Betmakers Technology Group, a major Australian gaming software, and technology firm have revealed that it generated $38.28 to public placements to fund new racing and online assets from British betting innovators, Sportech.

The firm listed among Sydney’s top ratings made a statement on Monday detailing that it generated the cash after it had ordered over eighty-three million dollars worth of stakes to professional and experienced investors. The shares were priced separately at about 0.46 dollars.

The gaming agency explained it was optimistic it would accumulate another 7.64 million dollars due to the share it purchased with all the funds generated even as it plans to procure Sportech’s sports betting investments.

With its base in Newcastle, the technology group had leaked information about plans to buy shares from Sportech last month. It later went on to confirm the completion of the contract revealing a $42.86 million cost. The company expressed its hopes during a press release indicating the final agreement would allow the company to break into the U.S market and expand its chances for fixed odds.
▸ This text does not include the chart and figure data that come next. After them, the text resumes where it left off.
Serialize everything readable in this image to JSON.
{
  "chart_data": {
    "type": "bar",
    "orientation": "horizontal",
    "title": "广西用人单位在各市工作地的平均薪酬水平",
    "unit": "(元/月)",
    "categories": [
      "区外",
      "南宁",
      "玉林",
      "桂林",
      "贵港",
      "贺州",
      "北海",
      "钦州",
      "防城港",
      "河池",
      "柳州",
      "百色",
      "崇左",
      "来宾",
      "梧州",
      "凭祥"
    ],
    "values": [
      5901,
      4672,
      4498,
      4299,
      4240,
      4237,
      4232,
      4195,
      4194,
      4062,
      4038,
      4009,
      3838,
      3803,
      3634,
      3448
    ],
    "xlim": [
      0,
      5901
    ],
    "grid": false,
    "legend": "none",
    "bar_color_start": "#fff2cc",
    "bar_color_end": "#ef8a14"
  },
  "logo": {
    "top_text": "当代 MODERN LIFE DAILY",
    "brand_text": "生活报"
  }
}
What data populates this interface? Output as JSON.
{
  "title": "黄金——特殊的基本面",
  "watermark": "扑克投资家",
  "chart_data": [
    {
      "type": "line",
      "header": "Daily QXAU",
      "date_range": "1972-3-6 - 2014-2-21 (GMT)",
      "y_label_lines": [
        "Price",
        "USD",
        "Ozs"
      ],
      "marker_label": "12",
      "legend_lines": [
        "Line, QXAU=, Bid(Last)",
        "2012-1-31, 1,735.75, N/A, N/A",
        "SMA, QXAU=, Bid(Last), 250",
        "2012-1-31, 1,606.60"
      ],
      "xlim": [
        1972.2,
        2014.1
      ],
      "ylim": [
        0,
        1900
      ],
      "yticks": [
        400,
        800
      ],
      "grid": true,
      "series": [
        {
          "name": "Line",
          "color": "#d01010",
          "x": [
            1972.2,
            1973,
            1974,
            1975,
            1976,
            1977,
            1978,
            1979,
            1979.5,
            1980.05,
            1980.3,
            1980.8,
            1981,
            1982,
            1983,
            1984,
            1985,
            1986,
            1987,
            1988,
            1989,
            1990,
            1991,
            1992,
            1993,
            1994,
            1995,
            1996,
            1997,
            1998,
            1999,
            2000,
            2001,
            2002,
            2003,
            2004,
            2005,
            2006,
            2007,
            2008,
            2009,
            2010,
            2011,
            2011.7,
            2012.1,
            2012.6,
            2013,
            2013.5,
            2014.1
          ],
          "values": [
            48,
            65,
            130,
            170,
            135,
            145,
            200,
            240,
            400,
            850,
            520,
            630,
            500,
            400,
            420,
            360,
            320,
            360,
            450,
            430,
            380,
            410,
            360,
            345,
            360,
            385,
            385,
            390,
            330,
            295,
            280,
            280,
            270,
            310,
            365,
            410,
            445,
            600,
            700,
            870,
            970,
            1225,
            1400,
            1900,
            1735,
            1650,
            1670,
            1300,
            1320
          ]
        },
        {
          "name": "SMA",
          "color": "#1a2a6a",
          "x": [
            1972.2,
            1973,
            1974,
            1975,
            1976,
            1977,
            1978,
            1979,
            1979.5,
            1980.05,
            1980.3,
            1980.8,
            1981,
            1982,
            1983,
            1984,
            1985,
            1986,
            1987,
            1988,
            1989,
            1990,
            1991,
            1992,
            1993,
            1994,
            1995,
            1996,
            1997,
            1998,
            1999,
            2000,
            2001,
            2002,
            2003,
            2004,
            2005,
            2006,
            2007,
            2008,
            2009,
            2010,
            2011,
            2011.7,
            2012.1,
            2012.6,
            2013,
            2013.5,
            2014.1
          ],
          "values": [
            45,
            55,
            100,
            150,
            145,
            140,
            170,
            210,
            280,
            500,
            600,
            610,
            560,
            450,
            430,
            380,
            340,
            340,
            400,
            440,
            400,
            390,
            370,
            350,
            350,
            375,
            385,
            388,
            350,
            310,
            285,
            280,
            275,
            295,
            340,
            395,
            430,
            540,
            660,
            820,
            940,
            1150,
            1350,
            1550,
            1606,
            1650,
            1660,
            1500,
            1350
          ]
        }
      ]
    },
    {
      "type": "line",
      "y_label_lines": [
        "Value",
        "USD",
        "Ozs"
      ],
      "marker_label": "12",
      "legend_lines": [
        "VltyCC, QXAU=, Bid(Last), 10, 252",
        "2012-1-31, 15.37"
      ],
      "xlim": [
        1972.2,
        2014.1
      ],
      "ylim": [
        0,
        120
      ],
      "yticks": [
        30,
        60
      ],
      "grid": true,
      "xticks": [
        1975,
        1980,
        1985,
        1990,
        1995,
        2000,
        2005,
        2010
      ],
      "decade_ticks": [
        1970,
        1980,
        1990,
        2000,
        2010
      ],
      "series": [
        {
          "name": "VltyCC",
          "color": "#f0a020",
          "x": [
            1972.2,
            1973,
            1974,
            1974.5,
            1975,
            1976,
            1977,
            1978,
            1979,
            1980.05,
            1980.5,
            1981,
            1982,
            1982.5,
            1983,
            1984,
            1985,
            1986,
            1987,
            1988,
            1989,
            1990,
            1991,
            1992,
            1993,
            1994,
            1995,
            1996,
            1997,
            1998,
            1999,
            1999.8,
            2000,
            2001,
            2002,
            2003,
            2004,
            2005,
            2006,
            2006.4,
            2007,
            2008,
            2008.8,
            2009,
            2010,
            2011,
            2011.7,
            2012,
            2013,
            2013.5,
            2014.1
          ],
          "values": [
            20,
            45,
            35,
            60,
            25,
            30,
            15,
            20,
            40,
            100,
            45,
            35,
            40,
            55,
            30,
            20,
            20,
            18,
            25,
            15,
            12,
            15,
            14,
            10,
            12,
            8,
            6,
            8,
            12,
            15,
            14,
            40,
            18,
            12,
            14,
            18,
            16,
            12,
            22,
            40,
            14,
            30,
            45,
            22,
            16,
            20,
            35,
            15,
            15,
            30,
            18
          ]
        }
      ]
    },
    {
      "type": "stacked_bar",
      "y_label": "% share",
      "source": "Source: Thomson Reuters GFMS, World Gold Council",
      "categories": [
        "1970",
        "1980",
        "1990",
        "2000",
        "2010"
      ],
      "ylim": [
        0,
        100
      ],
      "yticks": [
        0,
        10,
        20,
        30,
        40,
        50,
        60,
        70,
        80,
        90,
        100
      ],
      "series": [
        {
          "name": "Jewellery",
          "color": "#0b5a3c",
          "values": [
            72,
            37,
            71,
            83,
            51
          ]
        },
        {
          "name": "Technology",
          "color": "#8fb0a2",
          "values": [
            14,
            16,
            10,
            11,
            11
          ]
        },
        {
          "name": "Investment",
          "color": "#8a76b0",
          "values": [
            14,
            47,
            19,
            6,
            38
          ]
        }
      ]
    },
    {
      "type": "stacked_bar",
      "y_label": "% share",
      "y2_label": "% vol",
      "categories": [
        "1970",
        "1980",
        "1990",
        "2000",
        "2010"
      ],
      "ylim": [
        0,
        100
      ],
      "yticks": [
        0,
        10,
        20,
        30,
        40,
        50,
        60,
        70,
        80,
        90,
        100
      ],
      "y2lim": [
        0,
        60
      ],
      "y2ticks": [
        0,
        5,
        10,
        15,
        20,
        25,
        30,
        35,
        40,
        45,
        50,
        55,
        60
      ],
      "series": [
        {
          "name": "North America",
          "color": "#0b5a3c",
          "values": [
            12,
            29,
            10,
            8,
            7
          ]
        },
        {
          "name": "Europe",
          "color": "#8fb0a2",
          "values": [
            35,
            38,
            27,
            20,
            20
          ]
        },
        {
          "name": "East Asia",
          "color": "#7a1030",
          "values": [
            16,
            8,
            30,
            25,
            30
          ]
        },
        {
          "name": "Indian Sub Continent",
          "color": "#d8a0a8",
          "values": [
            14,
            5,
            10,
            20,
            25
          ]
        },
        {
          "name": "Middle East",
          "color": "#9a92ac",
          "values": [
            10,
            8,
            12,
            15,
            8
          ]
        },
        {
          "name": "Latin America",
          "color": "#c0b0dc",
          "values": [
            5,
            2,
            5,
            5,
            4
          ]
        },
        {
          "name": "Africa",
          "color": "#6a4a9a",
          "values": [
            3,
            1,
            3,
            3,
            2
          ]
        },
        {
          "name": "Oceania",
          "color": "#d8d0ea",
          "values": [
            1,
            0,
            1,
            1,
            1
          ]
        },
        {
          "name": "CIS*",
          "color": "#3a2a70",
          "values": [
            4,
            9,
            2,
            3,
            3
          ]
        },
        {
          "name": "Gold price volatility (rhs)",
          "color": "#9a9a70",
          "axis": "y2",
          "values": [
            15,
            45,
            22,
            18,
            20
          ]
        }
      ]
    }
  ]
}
The corporation also hinted that the deal would accommodate customer networks in Europe, North America, and Asia. It further mentioned the deal’s potential to seal its position as an international leader in the enterprise of technology for racing.

According to the press release: “The purchase of Sportech’s racing and digital assets in the United States, U.K, and Europe would facilitate the plan for Intentional expansion and expand the international client base. It will further foster a special role to fully leverage promising vacancies in the United States’ appetite, including fixed-odds gambling. It considered the accession instrumental for the company’s financial and promotion of prospects.”

The technology group hinted that it had commenced negotiations with several operators as part of its preliminary process but wouldn’t provide information about the deals’ value. It confirmed that it would make public the pacts as much as they were sealed by its continuous disclosure obligations.